Five-year-old Luke cuddled Prince Harry and wife Meghan Markle, and stroked Harry’s beard during their Dubbo meet-and-greet.
In Tamworth in 1977, a four-year-old Joseph Madirazza broke through barricades and a 150-strong security force to present the Queen with a posy of flowers.
Mum Carmel said that, although it was breaking protocol, she thought it had shown “a lot of initiative”.
“He wanted to do it himself: he helped me grow the flowers and, when we were picking some for an aunty, he said, ‘I’d like to give some of those to the Queen’.
“I thought it was something special … to think a child at that age can do things off his own bat, so to speak.”
Prince Charles has also been a return visitor to Tamworth.
Goonoo Goonoo Station was a favourite spot, as reported in The Canberra Times on September 8, 1985, in a story about the station changing hands in a $5.2 million auction “hailed as the most historic of the century”.
“Prince Charles stayed as a schoolboy and again as recently as 1974.
“The royal connection has led to its fair share of apocryphal stories, such as the fantasy that Queen Elizabeth and Prince Philip have stayed on the property and the myth that Charles swam in the swimming pool (‘it wasn't even built then’).

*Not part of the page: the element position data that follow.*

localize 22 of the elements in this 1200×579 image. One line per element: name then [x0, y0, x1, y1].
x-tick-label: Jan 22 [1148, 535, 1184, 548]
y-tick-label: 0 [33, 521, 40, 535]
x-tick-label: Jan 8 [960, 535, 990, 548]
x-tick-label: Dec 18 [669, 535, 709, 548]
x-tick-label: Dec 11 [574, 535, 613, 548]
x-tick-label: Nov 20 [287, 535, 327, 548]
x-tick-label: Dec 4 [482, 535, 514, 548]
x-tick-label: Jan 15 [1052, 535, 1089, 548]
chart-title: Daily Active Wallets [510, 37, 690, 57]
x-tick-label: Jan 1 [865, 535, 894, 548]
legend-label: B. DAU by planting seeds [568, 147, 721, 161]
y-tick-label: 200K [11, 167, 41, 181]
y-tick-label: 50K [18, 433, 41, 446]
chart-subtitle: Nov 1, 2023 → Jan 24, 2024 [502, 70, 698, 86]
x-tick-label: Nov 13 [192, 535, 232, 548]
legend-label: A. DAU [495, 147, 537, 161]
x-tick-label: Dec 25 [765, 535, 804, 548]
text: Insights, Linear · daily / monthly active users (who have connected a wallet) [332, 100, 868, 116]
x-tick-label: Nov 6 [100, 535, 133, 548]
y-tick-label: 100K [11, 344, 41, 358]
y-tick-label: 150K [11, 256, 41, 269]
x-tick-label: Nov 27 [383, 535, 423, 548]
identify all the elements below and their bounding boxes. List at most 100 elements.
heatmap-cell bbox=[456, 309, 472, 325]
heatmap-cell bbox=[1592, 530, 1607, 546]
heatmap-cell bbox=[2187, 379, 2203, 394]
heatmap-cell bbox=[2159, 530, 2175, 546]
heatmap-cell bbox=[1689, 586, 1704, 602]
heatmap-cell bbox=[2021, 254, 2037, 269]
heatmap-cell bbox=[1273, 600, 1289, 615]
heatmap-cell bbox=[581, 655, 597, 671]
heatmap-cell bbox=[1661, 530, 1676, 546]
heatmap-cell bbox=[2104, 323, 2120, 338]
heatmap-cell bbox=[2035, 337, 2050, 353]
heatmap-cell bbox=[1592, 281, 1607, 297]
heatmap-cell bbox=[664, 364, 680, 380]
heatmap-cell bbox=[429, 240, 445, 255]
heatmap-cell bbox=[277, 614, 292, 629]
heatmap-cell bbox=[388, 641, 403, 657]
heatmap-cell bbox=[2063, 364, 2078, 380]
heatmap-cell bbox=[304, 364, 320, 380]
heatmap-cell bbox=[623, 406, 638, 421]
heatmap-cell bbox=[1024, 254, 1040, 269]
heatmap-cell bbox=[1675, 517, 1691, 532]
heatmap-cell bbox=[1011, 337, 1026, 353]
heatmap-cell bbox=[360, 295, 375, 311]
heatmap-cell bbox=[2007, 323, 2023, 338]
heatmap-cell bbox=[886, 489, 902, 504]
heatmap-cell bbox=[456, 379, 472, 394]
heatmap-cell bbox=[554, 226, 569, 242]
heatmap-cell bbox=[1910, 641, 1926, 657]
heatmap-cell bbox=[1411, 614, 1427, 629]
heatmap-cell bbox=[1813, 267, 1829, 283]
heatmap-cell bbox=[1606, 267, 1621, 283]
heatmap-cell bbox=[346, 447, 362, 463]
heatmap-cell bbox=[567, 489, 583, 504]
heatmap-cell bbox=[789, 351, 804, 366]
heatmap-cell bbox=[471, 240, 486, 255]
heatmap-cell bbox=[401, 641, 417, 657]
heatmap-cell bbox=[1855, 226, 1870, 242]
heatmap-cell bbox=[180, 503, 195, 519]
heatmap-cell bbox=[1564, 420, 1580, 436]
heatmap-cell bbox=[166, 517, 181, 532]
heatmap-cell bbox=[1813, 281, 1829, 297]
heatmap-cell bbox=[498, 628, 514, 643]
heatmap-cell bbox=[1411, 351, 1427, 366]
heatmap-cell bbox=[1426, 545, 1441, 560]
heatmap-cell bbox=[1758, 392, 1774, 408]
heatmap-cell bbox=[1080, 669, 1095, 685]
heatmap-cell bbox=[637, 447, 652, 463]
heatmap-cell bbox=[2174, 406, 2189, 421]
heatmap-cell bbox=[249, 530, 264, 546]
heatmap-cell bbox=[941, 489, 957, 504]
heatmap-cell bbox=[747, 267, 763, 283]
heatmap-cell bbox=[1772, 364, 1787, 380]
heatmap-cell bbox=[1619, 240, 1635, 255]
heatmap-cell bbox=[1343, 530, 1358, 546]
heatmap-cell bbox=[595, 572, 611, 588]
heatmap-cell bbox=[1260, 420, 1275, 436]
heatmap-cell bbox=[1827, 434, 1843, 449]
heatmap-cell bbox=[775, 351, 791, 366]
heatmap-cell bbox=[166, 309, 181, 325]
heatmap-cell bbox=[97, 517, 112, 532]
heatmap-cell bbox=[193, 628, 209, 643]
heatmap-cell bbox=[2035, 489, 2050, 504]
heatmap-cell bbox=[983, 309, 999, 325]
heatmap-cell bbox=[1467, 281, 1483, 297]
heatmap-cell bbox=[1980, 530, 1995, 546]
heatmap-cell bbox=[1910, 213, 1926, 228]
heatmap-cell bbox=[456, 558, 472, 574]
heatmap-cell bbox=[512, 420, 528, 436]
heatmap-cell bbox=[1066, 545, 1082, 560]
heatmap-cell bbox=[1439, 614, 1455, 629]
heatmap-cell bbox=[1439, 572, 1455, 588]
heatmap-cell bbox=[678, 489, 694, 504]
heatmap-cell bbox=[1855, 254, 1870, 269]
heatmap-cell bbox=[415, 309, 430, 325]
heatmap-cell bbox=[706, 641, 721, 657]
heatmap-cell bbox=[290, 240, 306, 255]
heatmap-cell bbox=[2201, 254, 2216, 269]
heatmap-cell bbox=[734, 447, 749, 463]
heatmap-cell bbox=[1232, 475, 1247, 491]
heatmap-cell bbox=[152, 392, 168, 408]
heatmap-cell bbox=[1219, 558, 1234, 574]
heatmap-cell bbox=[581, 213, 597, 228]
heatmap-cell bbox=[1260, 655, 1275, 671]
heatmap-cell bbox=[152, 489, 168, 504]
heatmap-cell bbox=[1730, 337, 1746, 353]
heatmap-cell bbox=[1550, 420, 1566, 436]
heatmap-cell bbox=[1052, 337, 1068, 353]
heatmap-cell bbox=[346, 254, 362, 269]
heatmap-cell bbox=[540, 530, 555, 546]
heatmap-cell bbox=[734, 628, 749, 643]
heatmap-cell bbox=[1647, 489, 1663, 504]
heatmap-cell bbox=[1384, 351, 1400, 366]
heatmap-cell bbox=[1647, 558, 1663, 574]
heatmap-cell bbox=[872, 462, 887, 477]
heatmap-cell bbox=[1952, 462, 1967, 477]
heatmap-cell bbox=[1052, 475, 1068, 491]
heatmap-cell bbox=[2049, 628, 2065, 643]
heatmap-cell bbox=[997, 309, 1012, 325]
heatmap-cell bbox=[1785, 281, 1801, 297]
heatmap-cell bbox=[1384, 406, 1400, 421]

“But Prince Charles’s signed photograph is placed among a cluster in the drawing room, including one of Lord and Lady Casey and another of Queen Beatrix and Prince Claus of the Netherlands.”
Later, the Times ran a brief story with a photo of a “suntanned Prince Charles” who “had a smile and a wave for a group of girls waiting to see him as he left the aircraft at Sydney airport ... after spending part of his school holidays at Goonoo Goonoo cattle station near Tamworth.”